Aussi l'ouverture respectueuse à l'altérité et au dehors
prend-elle facilement la forme d'une réduction assimilatrice: à
la relativité problématique de l'expérience nue se substituent
de nouvelles constructions. C'est que la fragilité rationnelle a
besoin de s'assurer contre les menaces de la violence, du corps et
du temps, de l'intersubjectivité et de l'histoire; il lui faut se
donner un monde habitable en se constituant en
"horizon" de l'expérience. Et cette idée d'une
destination historique raisonnable reste celle d'une subjectivité
toujours proche de soi qui ne cesse de référer l'exil des signes
au royaume de la présence primordiale et finale (22). Lumière,
conscience, vie présente à soi: nous ne sortons pas de l'univers
métaphysique de la modernité.
Il est cependant une autre manière pour l'expérience phénoménologique
d'évoquer "le métaphysique" inhérent aux paradoxes de
la condition humaine: par le simple éveil à ce que le
surgissement du sens au coeur de la vie individuelle et sociale
comporte à jamais de problématique et d'étonnant. La positivité
de la réalité quotidienne, "le monde, les autres,
l'histoire de l'humanité, la vérité, la culture", tel
serait son "objet"; mais cette "connexion vivante
de moi avec moi et de moi avec les autres" au sein d'un monde
sensé serait perçue et pensée dans "le miracle de son
apparition" (23). Par-delà les constructions a priori de la
métaphysique classique pourrait être retrouvé ce que leur
langage visait en l'occultant, "un rapport avec l'être, les
autres, le monde" (24) qui implique enracinement charnel et
transcendance interrogative, qui ne se fige jamais en donné
objectif. Le mouvement même de l'existence, comme ouverture à
l'univers naturel et socio-historique, relancerait sans fin la quête
ontologique, en n'oubliant jamais "en même temps que la
signification "être", l'être de la signification et la
place de la signification dans l'Etre" (25).
Vie
et pensée
Des tensions analogues peuvent être décelées à l'intérieur de
la destruction généalogique d'un Nietzsche et d'un Heidegger. L'antimétaphysique
du premier n'a-t-elle pas précisément été dénoncée par le
second comme l'achèvement et l'accomplissement même de la métaphysique?
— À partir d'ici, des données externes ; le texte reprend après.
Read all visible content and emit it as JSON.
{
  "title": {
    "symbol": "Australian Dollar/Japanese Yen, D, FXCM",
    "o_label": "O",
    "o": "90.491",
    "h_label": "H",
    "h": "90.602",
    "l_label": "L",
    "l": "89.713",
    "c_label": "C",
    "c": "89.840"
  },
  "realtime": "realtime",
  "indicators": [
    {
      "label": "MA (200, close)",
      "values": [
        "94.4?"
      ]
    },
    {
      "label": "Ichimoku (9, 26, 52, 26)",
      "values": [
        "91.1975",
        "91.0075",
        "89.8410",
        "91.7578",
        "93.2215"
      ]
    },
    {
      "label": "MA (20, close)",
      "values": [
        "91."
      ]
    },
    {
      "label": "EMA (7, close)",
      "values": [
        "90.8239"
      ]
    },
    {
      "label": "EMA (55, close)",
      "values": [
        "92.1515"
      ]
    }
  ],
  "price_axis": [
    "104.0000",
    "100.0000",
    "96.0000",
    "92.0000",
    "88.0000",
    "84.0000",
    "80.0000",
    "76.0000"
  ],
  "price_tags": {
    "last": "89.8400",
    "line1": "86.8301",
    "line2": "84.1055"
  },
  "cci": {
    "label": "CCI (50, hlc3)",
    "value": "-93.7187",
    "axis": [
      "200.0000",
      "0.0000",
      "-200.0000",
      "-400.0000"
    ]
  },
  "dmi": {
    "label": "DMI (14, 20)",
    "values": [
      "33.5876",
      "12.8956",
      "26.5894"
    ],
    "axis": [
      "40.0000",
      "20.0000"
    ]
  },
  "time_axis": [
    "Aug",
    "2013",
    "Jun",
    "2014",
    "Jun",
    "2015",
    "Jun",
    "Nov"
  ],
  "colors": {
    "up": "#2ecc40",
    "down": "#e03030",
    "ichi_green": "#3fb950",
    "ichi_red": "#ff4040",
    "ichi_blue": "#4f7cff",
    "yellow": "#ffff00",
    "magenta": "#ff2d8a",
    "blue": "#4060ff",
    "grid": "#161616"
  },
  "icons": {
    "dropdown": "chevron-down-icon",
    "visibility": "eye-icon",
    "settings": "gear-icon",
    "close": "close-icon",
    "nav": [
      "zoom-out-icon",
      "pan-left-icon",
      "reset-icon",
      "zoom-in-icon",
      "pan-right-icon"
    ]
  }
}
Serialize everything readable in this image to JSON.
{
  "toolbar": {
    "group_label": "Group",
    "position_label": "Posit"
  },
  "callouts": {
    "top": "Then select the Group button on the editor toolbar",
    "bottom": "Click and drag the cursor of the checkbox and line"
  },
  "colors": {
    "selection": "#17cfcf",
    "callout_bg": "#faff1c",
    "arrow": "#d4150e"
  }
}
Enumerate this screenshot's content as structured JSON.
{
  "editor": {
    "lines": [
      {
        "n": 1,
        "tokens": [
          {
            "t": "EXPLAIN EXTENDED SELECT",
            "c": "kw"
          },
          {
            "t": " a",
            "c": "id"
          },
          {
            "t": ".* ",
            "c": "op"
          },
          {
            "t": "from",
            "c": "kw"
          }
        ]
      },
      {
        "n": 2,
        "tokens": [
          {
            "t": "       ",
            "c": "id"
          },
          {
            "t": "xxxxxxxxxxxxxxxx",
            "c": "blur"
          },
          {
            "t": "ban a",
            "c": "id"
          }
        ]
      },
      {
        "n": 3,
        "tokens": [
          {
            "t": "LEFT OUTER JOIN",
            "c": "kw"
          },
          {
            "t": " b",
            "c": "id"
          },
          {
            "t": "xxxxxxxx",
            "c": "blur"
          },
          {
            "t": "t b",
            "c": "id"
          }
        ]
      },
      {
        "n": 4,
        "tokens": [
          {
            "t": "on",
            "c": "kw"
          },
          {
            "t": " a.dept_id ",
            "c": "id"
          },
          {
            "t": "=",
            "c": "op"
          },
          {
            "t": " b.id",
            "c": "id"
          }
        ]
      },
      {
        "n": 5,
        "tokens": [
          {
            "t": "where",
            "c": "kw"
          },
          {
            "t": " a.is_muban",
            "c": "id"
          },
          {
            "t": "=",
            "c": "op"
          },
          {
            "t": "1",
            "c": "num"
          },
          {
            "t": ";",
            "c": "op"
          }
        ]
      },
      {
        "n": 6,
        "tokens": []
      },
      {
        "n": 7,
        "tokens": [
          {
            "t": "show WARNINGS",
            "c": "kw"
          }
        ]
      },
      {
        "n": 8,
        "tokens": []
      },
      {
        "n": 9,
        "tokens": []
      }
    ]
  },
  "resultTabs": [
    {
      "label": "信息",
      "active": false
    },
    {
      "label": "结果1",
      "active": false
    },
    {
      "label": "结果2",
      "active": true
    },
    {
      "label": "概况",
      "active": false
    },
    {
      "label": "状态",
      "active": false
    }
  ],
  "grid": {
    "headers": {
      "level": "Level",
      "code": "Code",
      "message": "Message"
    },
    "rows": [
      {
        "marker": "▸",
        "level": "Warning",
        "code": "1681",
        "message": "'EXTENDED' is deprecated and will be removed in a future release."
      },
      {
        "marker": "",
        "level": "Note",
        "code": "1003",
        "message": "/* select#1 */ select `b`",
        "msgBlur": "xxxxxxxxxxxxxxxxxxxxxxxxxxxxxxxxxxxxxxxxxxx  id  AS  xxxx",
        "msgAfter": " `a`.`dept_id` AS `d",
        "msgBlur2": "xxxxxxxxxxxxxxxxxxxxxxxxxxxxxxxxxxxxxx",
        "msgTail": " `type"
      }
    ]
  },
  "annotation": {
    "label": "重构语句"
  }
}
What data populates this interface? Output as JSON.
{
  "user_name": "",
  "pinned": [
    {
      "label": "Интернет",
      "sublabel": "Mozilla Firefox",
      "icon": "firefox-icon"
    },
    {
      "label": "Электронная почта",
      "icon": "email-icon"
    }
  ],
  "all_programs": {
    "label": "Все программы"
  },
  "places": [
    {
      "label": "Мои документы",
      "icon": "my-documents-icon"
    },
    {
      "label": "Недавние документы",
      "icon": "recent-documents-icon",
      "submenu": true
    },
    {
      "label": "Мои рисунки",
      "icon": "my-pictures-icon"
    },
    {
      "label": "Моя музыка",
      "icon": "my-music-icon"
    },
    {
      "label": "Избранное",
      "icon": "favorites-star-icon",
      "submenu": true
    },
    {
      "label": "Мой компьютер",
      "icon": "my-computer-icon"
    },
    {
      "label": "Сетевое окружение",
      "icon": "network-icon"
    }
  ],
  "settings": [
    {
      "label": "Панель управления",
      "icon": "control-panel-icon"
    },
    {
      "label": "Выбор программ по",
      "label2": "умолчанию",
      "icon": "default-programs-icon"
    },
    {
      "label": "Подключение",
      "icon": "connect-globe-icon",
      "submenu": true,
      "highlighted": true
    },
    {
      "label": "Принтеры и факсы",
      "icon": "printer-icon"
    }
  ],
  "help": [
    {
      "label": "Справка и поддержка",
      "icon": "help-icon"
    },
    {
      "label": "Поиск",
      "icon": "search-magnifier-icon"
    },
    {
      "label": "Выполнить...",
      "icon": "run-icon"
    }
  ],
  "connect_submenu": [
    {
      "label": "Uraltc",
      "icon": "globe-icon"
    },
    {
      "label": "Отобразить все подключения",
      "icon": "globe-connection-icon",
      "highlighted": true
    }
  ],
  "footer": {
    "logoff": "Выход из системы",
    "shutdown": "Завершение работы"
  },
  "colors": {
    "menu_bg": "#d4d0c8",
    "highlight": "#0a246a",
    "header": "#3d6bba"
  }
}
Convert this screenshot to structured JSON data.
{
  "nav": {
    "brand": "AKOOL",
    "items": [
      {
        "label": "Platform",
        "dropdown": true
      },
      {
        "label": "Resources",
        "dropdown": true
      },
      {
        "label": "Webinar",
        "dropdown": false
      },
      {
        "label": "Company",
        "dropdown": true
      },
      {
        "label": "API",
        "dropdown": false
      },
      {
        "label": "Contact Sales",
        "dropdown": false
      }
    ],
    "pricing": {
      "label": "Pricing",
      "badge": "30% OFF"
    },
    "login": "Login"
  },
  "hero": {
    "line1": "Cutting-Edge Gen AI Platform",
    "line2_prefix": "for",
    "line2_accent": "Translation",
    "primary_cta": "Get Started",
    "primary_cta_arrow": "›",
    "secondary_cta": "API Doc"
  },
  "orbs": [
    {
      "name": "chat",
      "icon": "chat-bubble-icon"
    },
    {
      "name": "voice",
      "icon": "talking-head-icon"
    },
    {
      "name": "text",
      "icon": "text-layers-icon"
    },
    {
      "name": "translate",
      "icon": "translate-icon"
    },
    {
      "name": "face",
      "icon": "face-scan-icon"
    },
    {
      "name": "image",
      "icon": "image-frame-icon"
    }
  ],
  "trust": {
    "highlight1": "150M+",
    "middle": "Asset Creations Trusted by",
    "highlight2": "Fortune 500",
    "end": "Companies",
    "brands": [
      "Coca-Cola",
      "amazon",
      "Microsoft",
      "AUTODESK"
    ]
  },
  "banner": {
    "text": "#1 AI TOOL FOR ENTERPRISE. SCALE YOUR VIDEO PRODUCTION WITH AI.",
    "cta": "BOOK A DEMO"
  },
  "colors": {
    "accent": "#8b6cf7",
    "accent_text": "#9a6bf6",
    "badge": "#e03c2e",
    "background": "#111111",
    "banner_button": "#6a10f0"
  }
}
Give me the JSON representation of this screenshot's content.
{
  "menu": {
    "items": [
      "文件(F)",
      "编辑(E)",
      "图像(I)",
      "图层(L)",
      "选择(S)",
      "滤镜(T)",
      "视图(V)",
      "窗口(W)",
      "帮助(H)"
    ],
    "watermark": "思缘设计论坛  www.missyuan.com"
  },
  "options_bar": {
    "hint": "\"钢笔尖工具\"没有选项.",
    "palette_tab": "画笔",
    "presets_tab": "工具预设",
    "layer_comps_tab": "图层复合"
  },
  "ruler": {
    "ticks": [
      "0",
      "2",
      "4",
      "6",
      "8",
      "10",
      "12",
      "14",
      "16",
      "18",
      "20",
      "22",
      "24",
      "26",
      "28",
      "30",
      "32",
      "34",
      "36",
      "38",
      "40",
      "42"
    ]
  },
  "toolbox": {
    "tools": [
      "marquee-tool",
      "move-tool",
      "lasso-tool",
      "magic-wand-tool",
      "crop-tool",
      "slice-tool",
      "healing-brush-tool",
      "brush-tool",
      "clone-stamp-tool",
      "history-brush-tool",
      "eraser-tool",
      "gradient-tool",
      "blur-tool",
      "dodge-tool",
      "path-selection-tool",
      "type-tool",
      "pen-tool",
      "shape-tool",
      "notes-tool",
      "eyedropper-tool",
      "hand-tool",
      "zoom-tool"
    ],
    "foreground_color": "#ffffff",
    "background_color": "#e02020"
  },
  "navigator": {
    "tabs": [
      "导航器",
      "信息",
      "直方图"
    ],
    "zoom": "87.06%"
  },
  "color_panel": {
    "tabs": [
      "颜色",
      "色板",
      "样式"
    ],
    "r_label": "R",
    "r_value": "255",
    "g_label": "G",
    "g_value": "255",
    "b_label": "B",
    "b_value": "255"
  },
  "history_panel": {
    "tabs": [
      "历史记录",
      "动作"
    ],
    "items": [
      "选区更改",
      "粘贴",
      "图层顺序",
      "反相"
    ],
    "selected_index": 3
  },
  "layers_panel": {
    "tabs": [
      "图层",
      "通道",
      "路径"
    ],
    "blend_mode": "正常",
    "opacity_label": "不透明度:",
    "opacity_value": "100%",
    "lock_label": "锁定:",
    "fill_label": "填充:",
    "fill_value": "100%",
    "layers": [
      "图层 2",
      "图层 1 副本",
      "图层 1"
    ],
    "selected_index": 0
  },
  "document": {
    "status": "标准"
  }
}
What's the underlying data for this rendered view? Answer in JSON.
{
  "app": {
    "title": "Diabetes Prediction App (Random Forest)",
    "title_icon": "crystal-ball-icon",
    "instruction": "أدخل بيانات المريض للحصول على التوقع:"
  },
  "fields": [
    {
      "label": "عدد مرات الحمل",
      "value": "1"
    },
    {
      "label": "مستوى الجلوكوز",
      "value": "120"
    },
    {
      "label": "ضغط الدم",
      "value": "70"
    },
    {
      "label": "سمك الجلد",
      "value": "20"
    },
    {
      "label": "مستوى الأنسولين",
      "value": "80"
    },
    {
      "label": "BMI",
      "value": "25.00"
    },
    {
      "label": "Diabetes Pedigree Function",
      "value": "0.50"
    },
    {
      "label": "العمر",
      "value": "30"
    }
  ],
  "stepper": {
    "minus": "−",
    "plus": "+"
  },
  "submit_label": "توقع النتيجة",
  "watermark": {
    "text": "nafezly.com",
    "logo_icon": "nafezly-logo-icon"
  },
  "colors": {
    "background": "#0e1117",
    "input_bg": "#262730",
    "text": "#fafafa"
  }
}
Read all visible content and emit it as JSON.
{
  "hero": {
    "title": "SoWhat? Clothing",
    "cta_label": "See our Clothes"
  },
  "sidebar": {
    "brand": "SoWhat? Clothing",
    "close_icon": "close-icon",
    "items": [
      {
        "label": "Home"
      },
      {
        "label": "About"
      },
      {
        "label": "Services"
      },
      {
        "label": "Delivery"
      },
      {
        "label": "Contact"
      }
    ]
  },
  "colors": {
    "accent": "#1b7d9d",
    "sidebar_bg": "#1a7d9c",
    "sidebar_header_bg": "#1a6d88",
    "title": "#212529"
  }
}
Le vouloir affirmatif de la vie façonnerait encore un être adéquat
à une subjectivité anthropomorphe posée comme "le centre
et la mesure de l'étant comme tel et dans sa totalité"
(26). La maîtrise sur-humaine resterait de style hyper -
anthropocentrique, incapable de jamais interroger l'Être lui-même
en son manque et son absence, en son occultation et son mystère.
Mais on sait également la partialité éminemment discutable
d'une telle interprétation qui force les perspectives fulgurantes
de Nietzsche à entrer dans les cadres trop sages et trop
classiques d'une problématique ontologique, qui méconnait l'exubérance
et la décentration qui caractérisent la création nietzschéenne.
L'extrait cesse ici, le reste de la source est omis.